The Daily Dive #133 - On-Chain Cycle Indicators
Dormancy Flow Signals Buying Opportunity
This week, a key on-chain metric indicated a potential bottom in the bitcoin price. Entity-Adjusted Dormancy Flow, developed by David Puell, is the ratio of market cap to an annualized dormancy value denominated in USD.
Dormancy, on its own, is measured as the ratio of the number of coin days destroyed over total transfer volume (change-adjusted). A lower dormancy, or lower number of coin days destroyed (destruction) relative to total transfer volume, shows less older coins (HODLers) moving. Higher dormancy shows more older coins moving or being spent.

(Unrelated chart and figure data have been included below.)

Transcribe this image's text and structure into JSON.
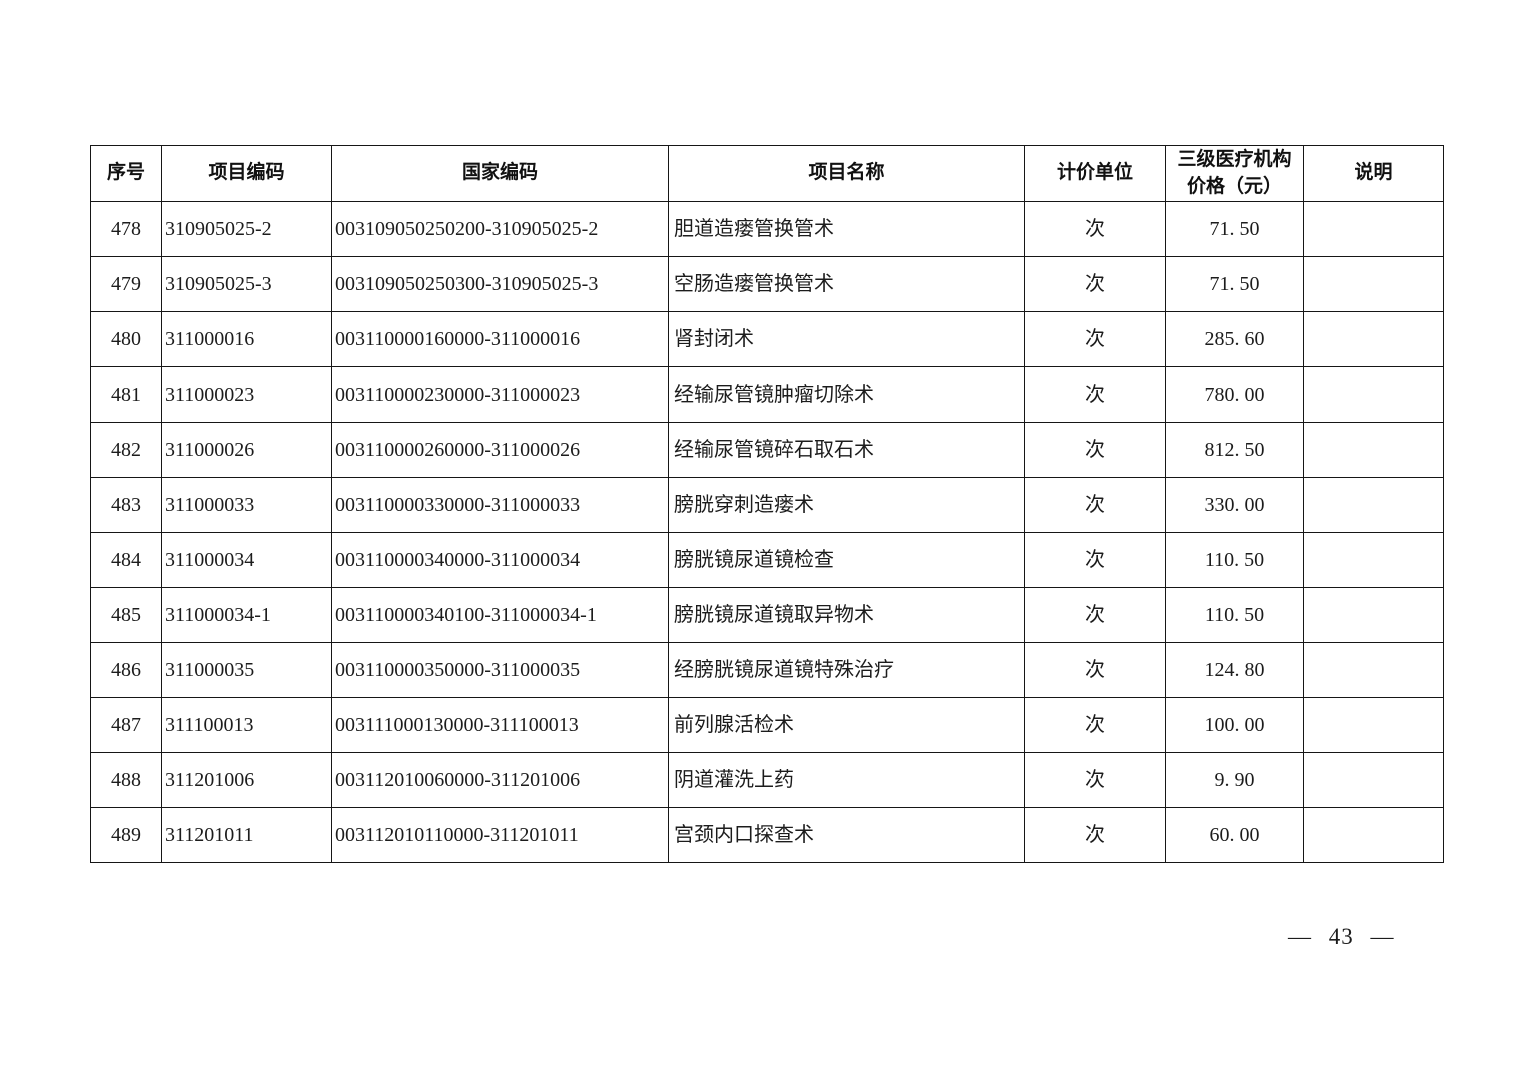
{
  "document": {
    "page_number_text": "— 43 —"
  },
  "colors": {
    "background": "#ffffff",
    "text": "#1a1a1a",
    "border": "#161616"
  },
  "table": {
    "headers": [
      "序号",
      "项目编码",
      "国家编码",
      "项目名称",
      "计价单位",
      "三级医疗机构\n价格（元）",
      "说明"
    ],
    "rows": [
      {
        "seq": "478",
        "project_code": "310905025-2",
        "national_code": "003109050250200-310905025-2",
        "name": "胆道造瘘管换管术",
        "unit": "次",
        "price": "71. 50",
        "note": ""
      },
      {
        "seq": "479",
        "project_code": "310905025-3",
        "national_code": "003109050250300-310905025-3",
        "name": "空肠造瘘管换管术",
        "unit": "次",
        "price": "71. 50",
        "note": ""
      },
      {
        "seq": "480",
        "project_code": "311000016",
        "national_code": "003110000160000-311000016",
        "name": "肾封闭术",
        "unit": "次",
        "price": "285. 60",
        "note": ""
      },
      {
        "seq": "481",
        "project_code": "311000023",
        "national_code": "003110000230000-311000023",
        "name": "经输尿管镜肿瘤切除术",
        "unit": "次",
        "price": "780. 00",
        "note": ""
      },
      {
        "seq": "482",
        "project_code": "311000026",
        "national_code": "003110000260000-311000026",
        "name": "经输尿管镜碎石取石术",
        "unit": "次",
        "price": "812. 50",
        "note": ""
      },
      {
        "seq": "483",
        "project_code": "311000033",
        "national_code": "003110000330000-311000033",
        "name": "膀胱穿刺造瘘术",
        "unit": "次",
        "price": "330. 00",
        "note": ""
      },
      {
        "seq": "484",
        "project_code": "311000034",
        "national_code": "003110000340000-311000034",
        "name": "膀胱镜尿道镜检查",
        "unit": "次",
        "price": "110. 50",
        "note": ""
      },
      {
        "seq": "485",
        "project_code": "311000034-1",
        "national_code": "003110000340100-311000034-1",
        "name": "膀胱镜尿道镜取异物术",
        "unit": "次",
        "price": "110. 50",
        "note": ""
      },
      {
        "seq": "486",
        "project_code": "311000035",
        "national_code": "003110000350000-311000035",
        "name": "经膀胱镜尿道镜特殊治疗",
        "unit": "次",
        "price": "124. 80",
        "note": ""
      },
      {
        "seq": "487",
        "project_code": "311100013",
        "national_code": "003111000130000-311100013",
        "name": "前列腺活检术",
        "unit": "次",
        "price": "100. 00",
        "note": ""
      },
      {
        "seq": "488",
        "project_code": "311201006",
        "national_code": "003112010060000-311201006",
        "name": "阴道灌洗上药",
        "unit": "次",
        "price": "9. 90",
        "note": ""
      },
      {
        "seq": "489",
        "project_code": "311201011",
        "national_code": "003112010110000-311201011",
        "name": "宫颈内口探查术",
        "unit": "次",
        "price": "60. 00",
        "note": ""
      }
    ]
  }
}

To get an annualized dormancy value, the dormancy ratio is multiplied by USD price and then takes a 365-day moving average. When market cap compared to a higher annualized dormancy value (spending behavior) is at historic lows, the Dormancy Flow ratio signals a potential bottom with the market in full capitulation mode. Historically this has signaled great long-term buying opportunities.

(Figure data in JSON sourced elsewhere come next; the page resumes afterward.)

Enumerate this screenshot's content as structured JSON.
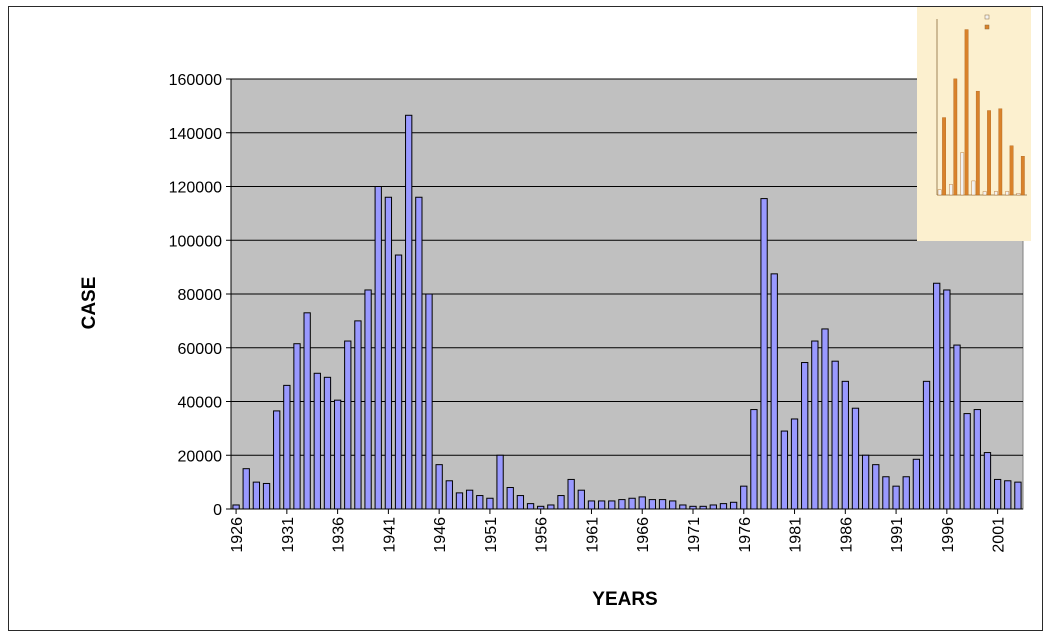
{
  "chart_data": {
    "type": "bar",
    "xlabel": "YEARS",
    "ylabel": "CASE",
    "ylim": [
      0,
      160000
    ],
    "yticks": [
      "0",
      "20000",
      "40000",
      "60000",
      "80000",
      "100000",
      "120000",
      "140000",
      "160000"
    ],
    "xticks": [
      "1926",
      "1931",
      "1936",
      "1941",
      "1946",
      "1951",
      "1956",
      "1961",
      "1966",
      "1971",
      "1976",
      "1981",
      "1986",
      "1991",
      "1996",
      "2001"
    ],
    "grid": true,
    "plot_background": "#c0c0c0",
    "bar_color": "#9999ff",
    "series": [
      {
        "x": [
          1926,
          1927,
          1928,
          1929,
          1930,
          1931,
          1932,
          1933,
          1934,
          1935,
          1936,
          1937,
          1938,
          1939,
          1940,
          1941,
          1942,
          1943,
          1944,
          1945,
          1946,
          1947,
          1948,
          1949,
          1950,
          1951,
          1952,
          1953,
          1954,
          1955,
          1956,
          1957,
          1958,
          1959,
          1960,
          1961,
          1962,
          1963,
          1964,
          1965,
          1966,
          1967,
          1968,
          1969,
          1970,
          1971,
          1972,
          1973,
          1974,
          1975,
          1976,
          1977,
          1978,
          1979,
          1980,
          1981,
          1982,
          1983,
          1984,
          1985,
          1986,
          1987,
          1988,
          1989,
          1990,
          1991,
          1992,
          1993,
          1994,
          1995,
          1996,
          1997,
          1998,
          1999,
          2000,
          2001,
          2002,
          2003
        ],
        "values": [
          1500,
          15000,
          10000,
          9500,
          36500,
          46000,
          61500,
          73000,
          50500,
          49000,
          40500,
          62500,
          70000,
          81500,
          120000,
          116000,
          94500,
          146500,
          116000,
          80000,
          16500,
          10500,
          6000,
          7000,
          5000,
          4000,
          20000,
          8000,
          5000,
          2000,
          1000,
          1500,
          5000,
          11000,
          7000,
          3000,
          3000,
          3000,
          3500,
          4000,
          4500,
          3500,
          3500,
          3000,
          1500,
          1000,
          1000,
          1500,
          2000,
          2500,
          8500,
          37000,
          115500,
          87500,
          29000,
          33500,
          54500,
          62500,
          67000,
          55000,
          47500,
          37500,
          20000,
          16500,
          12000,
          8500,
          12000,
          18500,
          47500,
          84000,
          81500,
          61000,
          35500,
          37000,
          21000,
          11000,
          10500,
          10000
        ]
      }
    ],
    "inset": {
      "description_visible": false,
      "x": [
        1996,
        1997,
        1998,
        1999,
        2000,
        2001,
        2002,
        2003
      ],
      "series": [
        {
          "color": "#f2f2f2",
          "values": [
            1500,
            3000,
            12000,
            4000,
            1000,
            1000,
            1000,
            500
          ]
        },
        {
          "color": "#d9822b",
          "values": [
            22000,
            33000,
            47000,
            29500,
            24000,
            24500,
            14000,
            11000
          ]
        }
      ],
      "ylim": [
        0,
        50000
      ]
    }
  }
}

Currently Dormancy Flow is below its fifth percentile and has only been this low six times in bitcoin’s history. You can read more on Puell’s Dormancy Flow here.
Similarly, we can get a view of spending activity habits in the market by looking at the 90-day rolling sum of coin days destroyed. Entity adjusted coin days destroyed is below its 25th percentile in terms of historical readings, a sign of strong HODLing behavior.

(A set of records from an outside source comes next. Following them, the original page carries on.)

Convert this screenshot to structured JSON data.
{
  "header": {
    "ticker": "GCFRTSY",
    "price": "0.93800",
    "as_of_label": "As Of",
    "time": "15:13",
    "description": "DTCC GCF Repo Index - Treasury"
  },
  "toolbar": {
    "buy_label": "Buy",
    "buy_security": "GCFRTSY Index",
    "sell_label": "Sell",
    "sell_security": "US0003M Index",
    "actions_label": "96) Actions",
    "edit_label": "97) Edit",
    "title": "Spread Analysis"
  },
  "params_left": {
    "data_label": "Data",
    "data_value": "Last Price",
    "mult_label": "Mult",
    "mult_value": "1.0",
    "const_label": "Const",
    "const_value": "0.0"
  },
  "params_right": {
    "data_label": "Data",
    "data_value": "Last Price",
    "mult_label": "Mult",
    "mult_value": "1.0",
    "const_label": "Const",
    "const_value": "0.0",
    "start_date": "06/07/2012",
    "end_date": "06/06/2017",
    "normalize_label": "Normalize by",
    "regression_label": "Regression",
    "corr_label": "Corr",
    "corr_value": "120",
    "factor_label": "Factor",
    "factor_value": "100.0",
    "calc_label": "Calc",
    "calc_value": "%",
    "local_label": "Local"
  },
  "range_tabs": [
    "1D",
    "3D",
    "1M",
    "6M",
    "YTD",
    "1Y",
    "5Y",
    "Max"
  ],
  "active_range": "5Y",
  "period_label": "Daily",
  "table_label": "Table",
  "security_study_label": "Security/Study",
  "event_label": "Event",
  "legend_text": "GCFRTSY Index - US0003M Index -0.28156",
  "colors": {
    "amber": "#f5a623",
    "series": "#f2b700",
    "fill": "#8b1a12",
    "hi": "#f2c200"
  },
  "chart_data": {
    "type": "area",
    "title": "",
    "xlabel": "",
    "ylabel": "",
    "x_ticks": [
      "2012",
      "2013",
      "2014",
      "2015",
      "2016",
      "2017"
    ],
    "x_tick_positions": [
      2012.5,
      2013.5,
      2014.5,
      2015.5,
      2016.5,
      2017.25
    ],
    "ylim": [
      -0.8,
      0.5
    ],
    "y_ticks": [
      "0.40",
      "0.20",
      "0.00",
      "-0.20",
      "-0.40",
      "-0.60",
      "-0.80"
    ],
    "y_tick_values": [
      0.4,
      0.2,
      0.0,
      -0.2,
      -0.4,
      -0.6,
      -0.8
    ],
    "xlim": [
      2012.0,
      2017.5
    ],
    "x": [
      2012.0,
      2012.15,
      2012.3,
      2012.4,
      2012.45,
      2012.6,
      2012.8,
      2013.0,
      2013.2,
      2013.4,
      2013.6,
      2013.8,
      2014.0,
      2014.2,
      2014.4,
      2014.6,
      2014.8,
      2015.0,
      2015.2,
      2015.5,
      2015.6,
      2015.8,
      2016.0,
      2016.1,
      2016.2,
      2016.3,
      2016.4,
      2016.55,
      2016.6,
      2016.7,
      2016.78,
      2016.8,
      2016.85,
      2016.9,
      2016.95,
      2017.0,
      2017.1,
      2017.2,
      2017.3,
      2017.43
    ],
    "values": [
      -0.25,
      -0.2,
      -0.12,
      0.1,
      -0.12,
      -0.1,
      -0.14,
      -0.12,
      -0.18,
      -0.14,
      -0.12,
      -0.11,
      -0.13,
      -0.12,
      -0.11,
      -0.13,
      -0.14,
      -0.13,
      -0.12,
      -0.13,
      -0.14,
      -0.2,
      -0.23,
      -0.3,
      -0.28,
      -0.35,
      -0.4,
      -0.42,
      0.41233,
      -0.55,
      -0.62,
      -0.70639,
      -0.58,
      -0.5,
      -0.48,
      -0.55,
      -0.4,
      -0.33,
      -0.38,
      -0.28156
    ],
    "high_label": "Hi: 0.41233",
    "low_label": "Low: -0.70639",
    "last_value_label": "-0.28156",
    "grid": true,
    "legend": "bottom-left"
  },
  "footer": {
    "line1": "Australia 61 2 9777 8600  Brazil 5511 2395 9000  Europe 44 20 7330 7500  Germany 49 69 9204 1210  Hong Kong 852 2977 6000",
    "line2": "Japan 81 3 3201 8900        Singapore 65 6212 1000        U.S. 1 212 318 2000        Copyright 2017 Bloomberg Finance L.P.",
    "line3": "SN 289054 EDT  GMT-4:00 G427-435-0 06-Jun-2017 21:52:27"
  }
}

Still quite low compared to historic readings, the increasing reading has decelerated and begun to decline recently as bitcoin has fallen to the low $40,000s.
With metrics like coin days destroyed, we can quantify spending habits, but what about the incentive to sell? In the most simple form, that is price, as the more bitcoin appreciates the more attractive it becomes to realize gains. As it turns out, we have a metric to view this, called Reserve Risk.
Explained in depth in The Daily Dive #094 - Reserve Risk Overview, Reserve Risk quantifies the incentive to sell (price) against the cumulative opportunity cost of HODLing bitcoin that HODLers have experienced (using metrics like coin days destroyed).
Reserve Risk is currently below it’s 2021 low and just touched its buy indicator zone.
We can also look at the Value Days Destroyed Multiple, coined by analyst TXMC, which takes a ratio of the 30-day and 365-day moving average of value days destroyed (coin days destroyed multiplied by price).
“The Value Days Destroyed Multiple compares near-term spending behavior to the yearly average, as a means of detecting overheated and undervalued markets. Its effectiveness is due to the nature of how market tops are formed: via the increasing spending of older coins that eventually overpower demand, ending euphoric bull runs. Conversely, as older coins remain dormant and accumulation begins, this metric will decline and bottom during capitulation events and periods of accumulation.” - Glassnode
With value days destroyed multiple at 0.52, the metric is below its 0.75 threshold, displaying that holding and accumulation are the dominant forces currently.